The strength of alcoholic drinks has increased over the years, with new wines from South America, South Australia and South Africa containing 14% ABV or higher.

This means that a bottle will contain approximately 10.5 units and 750 calories, and a large 250ml glass can be over three units and 200 calories.

Craft beers for example often have more alcohol (aka a higher ABV or, alcohol by volume) than traditional macro-beers. The more alcohol the more calories.

For example, a 12-ounce beer with 9% ABV (not atypical for craft brews) has about 270 calories.

If a craft brewery doesn’t list the calorie count on their beers, you can use a handy equation to estimate how much your beer has.

By multiply the ABV by 2.5, then multiplying that by the number of ounces in your beer you can work it out for yourself.

Choose a different drink

When it comes to the liver processing alcohol, it will not know the difference between drinks.

However, if a drink is higher in alcohol the liver will have to obviously work harder too.

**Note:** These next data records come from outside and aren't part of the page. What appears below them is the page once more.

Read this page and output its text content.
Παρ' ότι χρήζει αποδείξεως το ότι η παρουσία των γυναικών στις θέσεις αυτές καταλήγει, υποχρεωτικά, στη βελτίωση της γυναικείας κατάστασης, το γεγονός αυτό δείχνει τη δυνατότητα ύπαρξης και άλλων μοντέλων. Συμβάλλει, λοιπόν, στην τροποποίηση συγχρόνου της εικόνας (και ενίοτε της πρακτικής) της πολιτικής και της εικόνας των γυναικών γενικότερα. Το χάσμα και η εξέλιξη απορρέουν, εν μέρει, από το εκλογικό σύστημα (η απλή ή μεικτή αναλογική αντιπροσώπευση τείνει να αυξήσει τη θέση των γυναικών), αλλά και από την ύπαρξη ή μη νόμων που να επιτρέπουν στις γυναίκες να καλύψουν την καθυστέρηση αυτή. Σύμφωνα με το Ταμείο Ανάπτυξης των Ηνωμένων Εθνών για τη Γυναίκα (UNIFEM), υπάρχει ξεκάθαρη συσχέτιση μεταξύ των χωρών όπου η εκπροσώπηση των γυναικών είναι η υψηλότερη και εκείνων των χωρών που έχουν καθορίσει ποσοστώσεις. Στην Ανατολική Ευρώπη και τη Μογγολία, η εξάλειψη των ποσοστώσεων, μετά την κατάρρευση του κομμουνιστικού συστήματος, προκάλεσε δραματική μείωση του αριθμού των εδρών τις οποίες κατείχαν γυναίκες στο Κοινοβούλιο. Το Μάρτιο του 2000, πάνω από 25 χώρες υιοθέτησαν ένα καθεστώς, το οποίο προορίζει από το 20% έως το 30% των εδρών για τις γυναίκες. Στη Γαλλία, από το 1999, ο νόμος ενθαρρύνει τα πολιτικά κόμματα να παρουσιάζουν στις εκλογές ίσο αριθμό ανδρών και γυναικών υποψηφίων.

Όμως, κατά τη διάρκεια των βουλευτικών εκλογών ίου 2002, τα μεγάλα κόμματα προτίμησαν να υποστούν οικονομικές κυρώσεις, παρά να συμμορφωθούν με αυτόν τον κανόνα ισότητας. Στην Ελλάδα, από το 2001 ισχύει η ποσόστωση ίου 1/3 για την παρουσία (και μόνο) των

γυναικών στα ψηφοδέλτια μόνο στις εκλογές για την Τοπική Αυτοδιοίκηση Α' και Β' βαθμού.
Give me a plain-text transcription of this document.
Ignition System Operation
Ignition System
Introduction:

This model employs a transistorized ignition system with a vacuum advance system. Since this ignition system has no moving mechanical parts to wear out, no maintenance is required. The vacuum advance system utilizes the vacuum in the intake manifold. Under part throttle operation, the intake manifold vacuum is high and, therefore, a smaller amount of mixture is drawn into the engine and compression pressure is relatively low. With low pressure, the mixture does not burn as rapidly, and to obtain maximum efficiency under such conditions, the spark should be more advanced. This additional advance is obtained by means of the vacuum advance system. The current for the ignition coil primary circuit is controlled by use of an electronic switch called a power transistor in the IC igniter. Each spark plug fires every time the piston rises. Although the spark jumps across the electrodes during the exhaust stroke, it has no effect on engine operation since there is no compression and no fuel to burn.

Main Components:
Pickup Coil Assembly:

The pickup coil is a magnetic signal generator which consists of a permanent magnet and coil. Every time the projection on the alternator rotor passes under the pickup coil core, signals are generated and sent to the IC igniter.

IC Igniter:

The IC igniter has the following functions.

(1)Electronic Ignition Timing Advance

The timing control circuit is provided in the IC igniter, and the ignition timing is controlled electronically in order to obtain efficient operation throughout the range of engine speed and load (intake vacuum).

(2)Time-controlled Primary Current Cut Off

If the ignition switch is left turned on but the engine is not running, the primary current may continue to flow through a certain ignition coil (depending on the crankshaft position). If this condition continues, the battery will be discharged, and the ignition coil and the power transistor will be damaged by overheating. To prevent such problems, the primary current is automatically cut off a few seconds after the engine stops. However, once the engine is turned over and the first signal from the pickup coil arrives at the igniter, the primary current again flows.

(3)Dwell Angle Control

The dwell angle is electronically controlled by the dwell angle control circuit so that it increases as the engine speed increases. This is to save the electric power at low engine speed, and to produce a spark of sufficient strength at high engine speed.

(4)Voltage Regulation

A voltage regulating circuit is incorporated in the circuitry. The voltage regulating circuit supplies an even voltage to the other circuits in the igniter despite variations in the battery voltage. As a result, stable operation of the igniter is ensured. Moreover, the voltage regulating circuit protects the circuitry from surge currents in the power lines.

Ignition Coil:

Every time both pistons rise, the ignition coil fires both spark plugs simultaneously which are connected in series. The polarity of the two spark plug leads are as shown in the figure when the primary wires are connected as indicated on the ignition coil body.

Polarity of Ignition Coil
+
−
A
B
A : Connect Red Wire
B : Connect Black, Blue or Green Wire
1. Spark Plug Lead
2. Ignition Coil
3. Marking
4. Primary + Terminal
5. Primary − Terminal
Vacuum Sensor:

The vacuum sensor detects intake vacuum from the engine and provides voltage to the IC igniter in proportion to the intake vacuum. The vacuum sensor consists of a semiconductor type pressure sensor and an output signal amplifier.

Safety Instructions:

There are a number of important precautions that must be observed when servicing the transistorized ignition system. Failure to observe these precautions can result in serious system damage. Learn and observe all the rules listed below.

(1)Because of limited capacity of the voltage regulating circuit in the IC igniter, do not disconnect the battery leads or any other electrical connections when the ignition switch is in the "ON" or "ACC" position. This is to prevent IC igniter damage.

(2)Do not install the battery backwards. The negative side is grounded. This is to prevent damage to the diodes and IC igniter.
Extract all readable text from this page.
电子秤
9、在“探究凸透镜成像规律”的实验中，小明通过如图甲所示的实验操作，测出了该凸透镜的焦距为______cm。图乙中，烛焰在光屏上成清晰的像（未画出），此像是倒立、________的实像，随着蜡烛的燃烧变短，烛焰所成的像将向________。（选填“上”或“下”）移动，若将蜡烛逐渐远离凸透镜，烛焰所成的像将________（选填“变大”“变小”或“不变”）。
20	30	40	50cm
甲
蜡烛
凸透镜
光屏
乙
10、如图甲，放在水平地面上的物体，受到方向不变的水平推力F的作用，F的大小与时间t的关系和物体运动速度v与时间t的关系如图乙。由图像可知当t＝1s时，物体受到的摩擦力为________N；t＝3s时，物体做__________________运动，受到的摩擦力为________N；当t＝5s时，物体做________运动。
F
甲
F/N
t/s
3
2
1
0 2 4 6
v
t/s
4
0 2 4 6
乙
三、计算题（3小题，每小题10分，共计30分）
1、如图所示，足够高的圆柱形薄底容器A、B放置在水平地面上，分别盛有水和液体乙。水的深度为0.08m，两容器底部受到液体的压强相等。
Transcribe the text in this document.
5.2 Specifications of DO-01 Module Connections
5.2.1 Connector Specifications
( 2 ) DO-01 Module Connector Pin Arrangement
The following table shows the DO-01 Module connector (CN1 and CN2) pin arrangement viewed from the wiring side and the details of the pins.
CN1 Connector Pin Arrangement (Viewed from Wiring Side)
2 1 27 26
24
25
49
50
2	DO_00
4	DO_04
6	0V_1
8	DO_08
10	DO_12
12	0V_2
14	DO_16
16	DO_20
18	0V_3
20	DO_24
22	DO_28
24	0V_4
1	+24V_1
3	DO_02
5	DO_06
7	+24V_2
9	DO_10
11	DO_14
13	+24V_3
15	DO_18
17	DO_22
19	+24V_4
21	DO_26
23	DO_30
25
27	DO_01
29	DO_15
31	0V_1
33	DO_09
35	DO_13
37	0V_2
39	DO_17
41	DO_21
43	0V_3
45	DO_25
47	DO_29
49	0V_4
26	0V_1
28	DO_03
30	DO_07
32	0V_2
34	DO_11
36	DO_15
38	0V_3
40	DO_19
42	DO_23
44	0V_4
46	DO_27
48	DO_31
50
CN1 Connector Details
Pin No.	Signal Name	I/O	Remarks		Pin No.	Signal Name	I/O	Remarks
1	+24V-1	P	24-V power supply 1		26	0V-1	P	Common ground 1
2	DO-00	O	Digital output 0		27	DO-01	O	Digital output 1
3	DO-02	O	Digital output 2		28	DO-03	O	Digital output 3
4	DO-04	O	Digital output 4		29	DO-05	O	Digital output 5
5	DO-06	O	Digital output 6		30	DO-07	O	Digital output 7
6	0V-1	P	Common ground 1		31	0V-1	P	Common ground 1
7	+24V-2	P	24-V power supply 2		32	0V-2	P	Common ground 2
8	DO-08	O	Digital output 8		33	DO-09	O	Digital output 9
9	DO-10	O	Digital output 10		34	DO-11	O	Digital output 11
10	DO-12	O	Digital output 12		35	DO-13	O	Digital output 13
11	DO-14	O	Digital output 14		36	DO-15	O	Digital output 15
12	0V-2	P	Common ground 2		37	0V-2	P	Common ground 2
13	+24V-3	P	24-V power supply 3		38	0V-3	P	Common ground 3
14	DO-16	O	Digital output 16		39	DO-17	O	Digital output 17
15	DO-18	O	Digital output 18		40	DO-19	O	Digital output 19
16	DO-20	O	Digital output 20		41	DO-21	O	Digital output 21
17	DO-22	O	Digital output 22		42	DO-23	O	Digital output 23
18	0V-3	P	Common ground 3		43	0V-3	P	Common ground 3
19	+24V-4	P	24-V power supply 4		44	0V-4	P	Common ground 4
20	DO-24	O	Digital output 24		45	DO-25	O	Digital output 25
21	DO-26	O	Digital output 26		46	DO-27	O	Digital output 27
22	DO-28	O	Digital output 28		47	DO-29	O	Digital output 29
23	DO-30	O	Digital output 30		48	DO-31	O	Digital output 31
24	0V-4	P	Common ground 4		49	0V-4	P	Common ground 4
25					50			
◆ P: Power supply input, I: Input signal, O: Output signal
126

Therefore, drinking a small amount of something such as whiskey, the liver will have an easier time to process rather than something containing a high amount of alcohol such as cocktails.

The power of rest

“Don’t drink after strenuous physical activity or after a night of poor sleep,” said Dr Helen Eleni Xenos.

She added: “And be sure to get a good amount of sleep after a night of drinking.

“Alcohol can lower blood sugar levels, and hitting the bottle on an empty stomach or after a tough workout only depletes those levels further.”

Cut down for maximum benefits

“Cutting back on the booze can be a really effective way to improve your health, boost your energy, lose weight and save money,” advises the NHS.

The national health body added: “Any reduction in the amount you drink every week will be beneficial – and with the right help, it's easier than you think.

“You do not necessarily need to go teetotal to feel the benefits of drinking less.

“Even just setting and sticking to a few drink-free days a week, or swapping to lower-strength drinks, are great steps in the right direction.”